Tuesday, June 1, 2010

Los niños de la calle

El arte no debe servir sólo para transmitir belleza. Puede y tiene que ser también un vehículo a través del cual se denuncie todo lo malo que hay en el mundo.

Unas cuantas imágenes de Pedrito Guzmán en dónde se refleja la pobreza material y espiritual en la que vive la población más vulnerable y que sufre más esa condición de injusticia como lo son los niños y una canción de Patxi Andión han sido suficientes para estremecernos y hacer secundarias otras preocupaciones, existenciales o de cualquier tipo, que pudiéramos tener.

La realidad es tan dura, pero más aún es el cómo nosotros nos alejamos de ella para no sentir el peso de nuestra propia culpa.
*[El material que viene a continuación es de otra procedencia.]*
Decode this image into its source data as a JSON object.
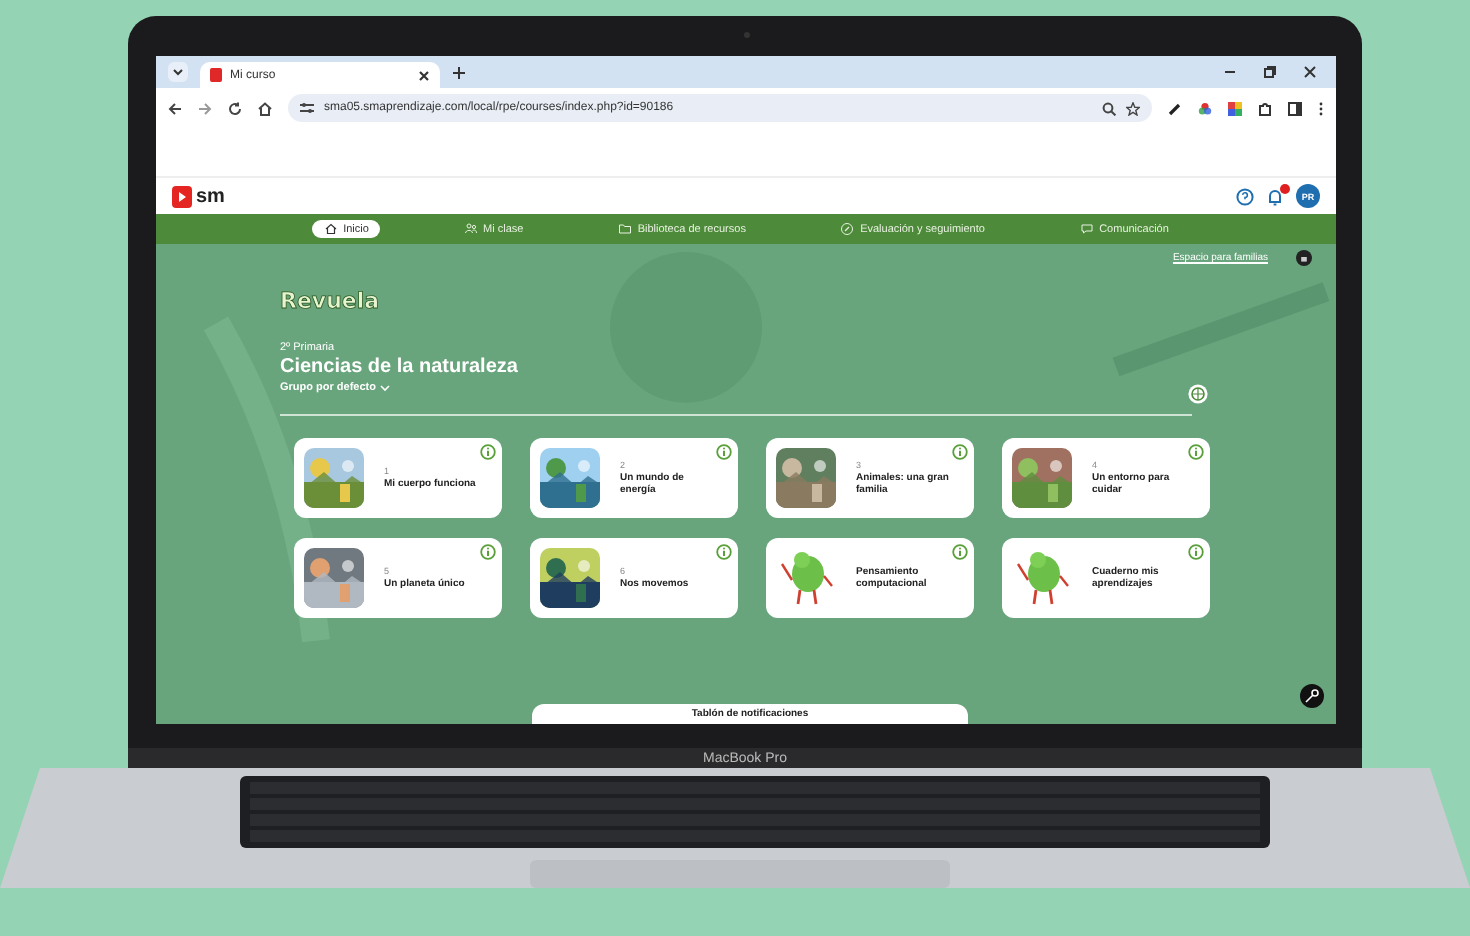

Real o imaginaria, de manera directa o por omisión y más que todo por darle la espalda  e ignorarla nosotros también somos culpables como los que más al no hacer nada por cambiar el actual estado de cosas que permite situaciones como la que experimentan los niños y los adultos cuando les falta lo más esencial para vivir y desarrollarse de manera mínima y adecuada.

De repente nos sentimos que hemos sido y somos muy egoístas y que el no tener suficiente sexo, la preocupación por el final que tarde o temprano nos espera, el derrame de petróleo en el golfo de México y/o el calentamiento de la tierra son problemas muy secundarios y que pasan a un segundo o tercer planos.

Hay tantas cosas a las que prestarle atención y tanto que resolver para que podamos vivir una existencia moralmente digna que nuestros problemas se vuelven de repente ínfimos ante la urgencia y la inmediatez de tener hambre o vivir desnudo sin más pecado que el haber nacido en el lugar y la familia equivocada.

4 comments:

Raymunde said...

Estoy de acuerdo, Fernando, pero también hay que tener en cuenta lo difícil que puede ser ver más allá de la propia nariz de uno, y más cuando no está acostumbrado a tener que preocuparse por más que su propia nariz...

Sheila said...

Entre tantos problemas sociales que tenemos los humanos, particularmente los de las naciones menos desarrolladas, el tema de los ninos desvalidos y en la calle es uno de los más álgidos y desgarradores. No hay palabras que puedan describir el drama de un nino descuidado por sus padres, sin educación, desprotegido, sucio, con hambre, enfermo, triste, abusado, maltratado, ignorado.

Fernando said...

Es cierto Ray..., y es lo que pasa (mi caso ahora) cuando se vive ajeno a esas realidades. Esas cosas aquí y probablemente en tu caso, no se ven todos los días. De algún modo el no verlas nos protege de los sentimientos dolorosos que nos generarían. Lo lamentable también es que aún presenciándolas todos los días, las personas desarrollamos mecanismos para protegernos de la incomodidad y al final es cómo si no las estuviéramos mirando aún estando en frente de nuestras propias narices...

Fernando said...

Oh Sheila, lo dices mejor que yo y creo que lo que más duele es la impotencia en la que uno se siente atrapado. El problema es de tal magnitud que a pesar de criticarlo, se entiende el porqué alguna gente prefiera no verlo y darle la espalda.
¿Por dónde comenzar y cómo hacerlo? Esas son interrogantes que nos planteamos y mientras tanto sólo nos quedamos en la denuncia...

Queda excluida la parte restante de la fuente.